Kyle Harden entered House of Hope’s doors two years ago as he was battling alcohol and opiate addictions. Now he works as the organization’s outreach director.
"Two years ago I couldn't stop using drugs and alcohol, was living in a homeless shelter. I was in and out of jail, couldn't hold down a job. No money, no hope. No friends, family wanted nothing to do with me," Harden said. "Now because of my time here, I work for the House of Hope."
While Harden found employment at House of Hope, the program also helps place graduates into jobs at other local businesses, including Hot Chicken Takeover.

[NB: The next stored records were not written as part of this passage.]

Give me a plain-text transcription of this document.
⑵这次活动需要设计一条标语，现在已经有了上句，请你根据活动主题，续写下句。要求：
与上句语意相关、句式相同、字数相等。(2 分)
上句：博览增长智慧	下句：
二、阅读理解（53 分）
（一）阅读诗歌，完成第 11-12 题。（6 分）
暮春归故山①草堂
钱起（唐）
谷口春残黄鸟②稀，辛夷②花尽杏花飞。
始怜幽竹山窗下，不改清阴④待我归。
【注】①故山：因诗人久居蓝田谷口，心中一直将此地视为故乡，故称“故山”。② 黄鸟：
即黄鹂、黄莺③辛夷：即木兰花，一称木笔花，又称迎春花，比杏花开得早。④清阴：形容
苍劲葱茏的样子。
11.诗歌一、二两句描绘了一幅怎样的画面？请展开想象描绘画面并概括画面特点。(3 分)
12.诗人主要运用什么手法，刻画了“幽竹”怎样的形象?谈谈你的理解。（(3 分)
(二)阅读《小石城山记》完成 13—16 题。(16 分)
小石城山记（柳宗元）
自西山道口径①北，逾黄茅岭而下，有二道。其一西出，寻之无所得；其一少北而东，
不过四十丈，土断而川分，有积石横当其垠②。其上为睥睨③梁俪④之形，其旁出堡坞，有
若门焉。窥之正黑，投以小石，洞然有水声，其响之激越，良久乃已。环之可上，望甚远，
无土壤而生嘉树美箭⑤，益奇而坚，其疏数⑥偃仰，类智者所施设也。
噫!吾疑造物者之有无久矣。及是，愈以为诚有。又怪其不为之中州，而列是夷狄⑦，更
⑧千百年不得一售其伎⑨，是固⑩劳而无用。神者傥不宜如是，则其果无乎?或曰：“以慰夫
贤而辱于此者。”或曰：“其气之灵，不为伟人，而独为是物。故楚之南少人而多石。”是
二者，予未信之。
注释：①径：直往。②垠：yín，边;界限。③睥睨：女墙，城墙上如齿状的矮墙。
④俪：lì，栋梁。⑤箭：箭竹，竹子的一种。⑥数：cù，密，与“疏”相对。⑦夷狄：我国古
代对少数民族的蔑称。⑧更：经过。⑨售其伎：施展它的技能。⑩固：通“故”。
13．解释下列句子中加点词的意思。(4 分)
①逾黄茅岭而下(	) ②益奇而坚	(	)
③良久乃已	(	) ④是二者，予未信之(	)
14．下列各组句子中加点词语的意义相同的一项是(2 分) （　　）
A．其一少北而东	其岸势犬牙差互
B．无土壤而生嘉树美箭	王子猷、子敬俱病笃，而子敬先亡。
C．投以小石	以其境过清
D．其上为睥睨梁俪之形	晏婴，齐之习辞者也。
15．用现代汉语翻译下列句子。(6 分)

Hot Chicken Takeover considers itself a "second chance employer," meaning people with employment barriers, like past drug addiction or incarceration, have a fair shot at jobs.
"A large percentage of our workforce are men and women in some state of recovery," Joe DeLoss, the founder and co-owner of Hot Chicken Takeover, said. "There's a sense of ownership, often an aspiration for what life could look like."
Approximately 70% of the restaurant chain's employees are formerly incarcerated or homeless. DeLoss said they have found second-chance applicants through a variety of local treatment centers and other community partners.
Jamila Perry began working at Hot Chicken Takeover’s North Market location last month after going through treatment for a years-long addiction to opioids. She can now provide for her children, whom she has recently reunited with, and has found a community in her coworkers.
"Our team is like family. Wherever one slacks, we pick it right back up and they don't complain about it. I just love it here," she said.